People v. Banner
F079770A
| Cal. Ct. App. | Apr 8, 2022Background
- Defendant Lamonte Banner entered a restaurant, produced a toy gun at the register, demanded money, left empty-handed, and was arrested nearby; two employees were present—one refused, one fled.
- Charged with two counts of attempted robbery; prior strike and serious-felony priors found true; jury convicted both counts.
- Sentence: nine years (middle term of 2 years for attempted robbery doubled for strike + 5-year serious-felony enhancement); second count concurrent.
- Trial and sentencing records contained extensive mental-health materials, including competency proceedings and diagnoses; court acknowledged Banner had mental-health issues but found they were not a significant factor in the crime.
- Banner appealed raising (1) trial court’s alleged sua sponte duty to consider pretrial mental-health diversion (Pen. Code §1001.36), (2) ineffective assistance for counsel’s failure to request diversion, (3) insufficiency of evidence for the second attempted robbery conviction, and (4) improper fines/fees; he also filed a habeas petition and, on rehearing, argued AB 124 (amending §1170) applied retroactively.
- Court affirmed convictions, denied habeas, rejected a sua sponte diversion duty and ineffective-assistance prejudice, upheld sufficiency of evidence and fines/fees (forfeited), but remanded for resentencing under AB 124 because the new §1170(b)(6)(A) presumption applies retroactively and the record does not clearly show the trial court would have imposed the same term.
Issues
| Issue | Plaintiff's Argument | Defendant's Argument | Held |
|---|---|---|---|
| Sua sponte duty to consider mental-health diversion (§1001.36) | No sua sponte duty exists; statute discretionary | Banner: court had a duty to consider diversion sua sponte | Rejected—§1001.36 contemplates a defendant/request-originated process; no sua sponte duty; court did consider records anyway |
| Ineffective assistance—failure to request diversion | People: record doesn't show eligibility, so no prejudice | Banner: counsel should have requested diversion; expert might have shown eligibility on remand | Rejected—no Strickland prejudice shown; record does not demonstrate the court would likely have granted diversion |
| Sufficiency of evidence for second attempted robbery | People: intent to rob all employees present reasonably inferred | Banner: no acts directed at second employee, so insufficient intent | Affirmed—jury could infer intent to rob both employees under joint constructive possession principles (Scott) |
| Fines and fees imposition | People: Banner forfeited objection by not raising at sentencing | Banner: Dueñas requires ability-to-pay inquiry; counsel ineffective for not objecting | Forfeited; alternatively, counsel not shown ineffective—record indicated ability to pay; assessments proper |
| AB 124 (§1170(b)(6)(A)) retroactivity and remand | People & Banner: AB 124 applies retroactively; but People argue remand futile because no "trauma" finding | Banner: AB 124 presumption applies and favors lower term | Remand ordered—AB 124 applies retroactively; psychological trauma that attends mental illness can trigger the §1170(b)(6)(A) presumption; record does not clearly show the trial court would have imposed the same term, so resentencing is required |
Key Cases Cited
- People v. Frahs, 9 Cal.5th 618 (Cal. 2020) (limited remand where record affirmatively shows qualifying mental disorder for diversion)

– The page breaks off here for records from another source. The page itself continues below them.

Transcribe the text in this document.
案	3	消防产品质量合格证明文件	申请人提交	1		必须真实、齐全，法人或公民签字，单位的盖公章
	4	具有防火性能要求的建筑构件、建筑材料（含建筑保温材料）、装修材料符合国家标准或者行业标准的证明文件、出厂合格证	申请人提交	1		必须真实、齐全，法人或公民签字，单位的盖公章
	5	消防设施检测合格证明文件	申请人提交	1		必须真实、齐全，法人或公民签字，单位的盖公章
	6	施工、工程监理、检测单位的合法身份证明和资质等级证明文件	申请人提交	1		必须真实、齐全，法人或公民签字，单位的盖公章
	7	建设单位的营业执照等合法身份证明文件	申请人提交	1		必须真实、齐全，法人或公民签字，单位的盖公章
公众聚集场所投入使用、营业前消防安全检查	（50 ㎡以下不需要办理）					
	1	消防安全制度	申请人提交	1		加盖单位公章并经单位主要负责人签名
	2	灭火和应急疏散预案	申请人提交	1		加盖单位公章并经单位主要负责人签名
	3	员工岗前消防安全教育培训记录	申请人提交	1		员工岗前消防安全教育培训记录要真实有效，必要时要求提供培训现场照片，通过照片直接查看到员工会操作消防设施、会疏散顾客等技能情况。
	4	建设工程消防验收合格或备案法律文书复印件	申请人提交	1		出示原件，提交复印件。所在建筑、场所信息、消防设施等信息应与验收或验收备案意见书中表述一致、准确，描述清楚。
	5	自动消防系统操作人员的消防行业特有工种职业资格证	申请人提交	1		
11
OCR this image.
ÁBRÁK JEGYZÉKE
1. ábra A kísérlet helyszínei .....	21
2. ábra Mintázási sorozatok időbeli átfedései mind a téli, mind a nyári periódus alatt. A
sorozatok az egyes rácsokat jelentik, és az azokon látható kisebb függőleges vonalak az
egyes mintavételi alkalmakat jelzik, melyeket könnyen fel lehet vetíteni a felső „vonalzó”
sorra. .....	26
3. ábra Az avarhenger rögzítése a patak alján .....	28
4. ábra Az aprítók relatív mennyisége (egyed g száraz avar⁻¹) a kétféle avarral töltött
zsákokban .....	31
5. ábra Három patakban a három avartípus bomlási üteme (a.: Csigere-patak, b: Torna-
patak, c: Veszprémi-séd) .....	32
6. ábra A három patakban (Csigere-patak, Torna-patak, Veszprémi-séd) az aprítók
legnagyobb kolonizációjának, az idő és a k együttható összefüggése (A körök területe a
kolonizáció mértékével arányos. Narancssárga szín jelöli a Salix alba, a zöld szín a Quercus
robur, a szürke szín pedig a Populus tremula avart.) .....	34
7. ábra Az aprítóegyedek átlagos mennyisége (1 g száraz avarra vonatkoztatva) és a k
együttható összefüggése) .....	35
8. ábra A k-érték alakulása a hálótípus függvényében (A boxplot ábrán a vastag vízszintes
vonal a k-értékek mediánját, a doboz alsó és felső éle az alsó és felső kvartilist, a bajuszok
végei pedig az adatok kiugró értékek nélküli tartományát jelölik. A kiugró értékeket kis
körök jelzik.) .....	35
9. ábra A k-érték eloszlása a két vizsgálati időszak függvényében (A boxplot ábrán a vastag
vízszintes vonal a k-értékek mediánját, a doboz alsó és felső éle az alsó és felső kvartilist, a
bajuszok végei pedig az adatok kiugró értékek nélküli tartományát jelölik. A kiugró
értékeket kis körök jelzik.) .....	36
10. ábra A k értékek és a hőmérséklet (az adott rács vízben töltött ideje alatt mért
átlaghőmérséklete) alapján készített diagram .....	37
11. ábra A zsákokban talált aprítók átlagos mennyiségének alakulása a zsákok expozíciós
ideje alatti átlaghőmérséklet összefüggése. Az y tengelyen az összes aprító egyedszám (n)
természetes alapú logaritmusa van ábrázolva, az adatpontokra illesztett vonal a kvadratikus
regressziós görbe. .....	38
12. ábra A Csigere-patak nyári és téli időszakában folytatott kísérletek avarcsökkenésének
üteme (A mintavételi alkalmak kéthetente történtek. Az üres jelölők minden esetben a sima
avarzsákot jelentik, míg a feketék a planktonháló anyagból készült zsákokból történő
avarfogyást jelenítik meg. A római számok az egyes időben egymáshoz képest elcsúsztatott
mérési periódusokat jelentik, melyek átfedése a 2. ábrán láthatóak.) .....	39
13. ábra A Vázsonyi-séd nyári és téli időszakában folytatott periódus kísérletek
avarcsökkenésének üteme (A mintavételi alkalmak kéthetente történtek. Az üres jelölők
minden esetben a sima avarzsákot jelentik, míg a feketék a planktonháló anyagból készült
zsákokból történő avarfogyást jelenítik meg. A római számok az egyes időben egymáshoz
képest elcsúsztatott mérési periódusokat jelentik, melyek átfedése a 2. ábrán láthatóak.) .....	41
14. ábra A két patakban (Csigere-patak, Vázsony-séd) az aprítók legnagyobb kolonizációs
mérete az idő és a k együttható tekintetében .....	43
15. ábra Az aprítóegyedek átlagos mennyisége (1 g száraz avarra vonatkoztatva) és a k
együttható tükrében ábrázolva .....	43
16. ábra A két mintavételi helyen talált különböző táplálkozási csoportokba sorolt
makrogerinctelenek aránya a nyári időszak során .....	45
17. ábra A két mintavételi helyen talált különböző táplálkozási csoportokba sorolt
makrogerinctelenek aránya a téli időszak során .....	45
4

- Strickland v. Washington, 466 U.S. 668 (U.S. 1984) (constitutional ineffective-assistance standard)
- People v. Scott, 45 Cal.4th 743 (Cal. 2009) (multiple robbery convictions proper where force/fear applied to multiple victims in joint possession)
- People v. Lindberg, 45 Cal.4th 1 (Cal. 2008) (substantial-evidence standard on sufficiency review)
- People v. Nguyen, 24 Cal.4th 756 (Cal. 2000) (robbery requires removal from victim's possession by force or fear)
- People v. Dueñas, 30 Cal.App.5th 1157 (Cal. Ct. App. 2019) (ability-to-pay inquiry for certain fines and fees)
- In re Estrada, 63 Cal.2d 740 (Cal. 1965) (presumption of retroactivity for ameliorative statutory changes)
- People v. Bell, 7 Cal.5th 70 (Cal. 2019) (clarifies burden and standards for ineffective-assistance claims)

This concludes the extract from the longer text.